Hamilelik sırasında rahimde bulunan miyomun gebelik üzerine etkisi çok sınırlıdır. Daha çok dejenerasyon olarak adlandırdığımız bir değişiklik geçirirler ve şiddetli ağrılara neden olabilirler.

Miyomlar düz kas hücrelerinin bir araya geldiği çoğunlukla rahmin içinde veya çevresinde bulunan katı tümörlerdir. Kistler ise yumurtalık içindeki çoğunlukla su ile dolu keselerdir. Birbirleri ile hiçbir benzerlikleri yoktur.

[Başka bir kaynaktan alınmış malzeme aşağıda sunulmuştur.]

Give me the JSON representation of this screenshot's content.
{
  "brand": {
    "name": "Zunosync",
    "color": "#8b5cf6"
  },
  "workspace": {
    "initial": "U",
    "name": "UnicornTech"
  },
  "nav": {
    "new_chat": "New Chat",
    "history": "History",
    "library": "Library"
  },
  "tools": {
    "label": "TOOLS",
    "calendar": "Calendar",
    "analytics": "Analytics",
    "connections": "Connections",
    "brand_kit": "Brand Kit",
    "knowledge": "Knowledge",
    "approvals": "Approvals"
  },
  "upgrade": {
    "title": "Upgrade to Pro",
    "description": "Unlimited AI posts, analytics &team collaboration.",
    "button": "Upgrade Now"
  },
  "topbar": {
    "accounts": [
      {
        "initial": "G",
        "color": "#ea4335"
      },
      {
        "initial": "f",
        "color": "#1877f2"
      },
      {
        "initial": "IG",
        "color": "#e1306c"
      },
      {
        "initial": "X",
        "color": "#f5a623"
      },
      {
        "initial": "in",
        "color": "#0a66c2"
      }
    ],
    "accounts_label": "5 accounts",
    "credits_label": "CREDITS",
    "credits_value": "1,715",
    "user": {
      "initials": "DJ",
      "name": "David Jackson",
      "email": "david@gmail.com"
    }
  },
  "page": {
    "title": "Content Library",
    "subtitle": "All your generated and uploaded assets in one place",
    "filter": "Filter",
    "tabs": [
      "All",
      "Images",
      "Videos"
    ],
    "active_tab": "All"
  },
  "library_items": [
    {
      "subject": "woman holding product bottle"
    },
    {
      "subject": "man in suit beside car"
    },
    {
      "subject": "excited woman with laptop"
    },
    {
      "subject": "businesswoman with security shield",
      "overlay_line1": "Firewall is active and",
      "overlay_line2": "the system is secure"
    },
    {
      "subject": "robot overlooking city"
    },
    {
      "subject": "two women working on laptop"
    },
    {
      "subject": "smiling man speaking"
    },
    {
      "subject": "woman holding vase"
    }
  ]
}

Hiçbir şikayete neden olmayan hastalar sadece klinikte izlenir. Herhangi bir ilaç veya cerrahi düşünülmez. Fakat klinik şikayete neden olanlarda önce medikal tedavi kullanılır. Medikal tedaviye cevap vermeyecek olanlarda rahmin içine yakın olanlarda histeroskopik yolla, daha derinlerde, dışa yakın olanlarda ise robotik cerrahi veya laparoskopik cerrahi ile tedavi edilmektedir.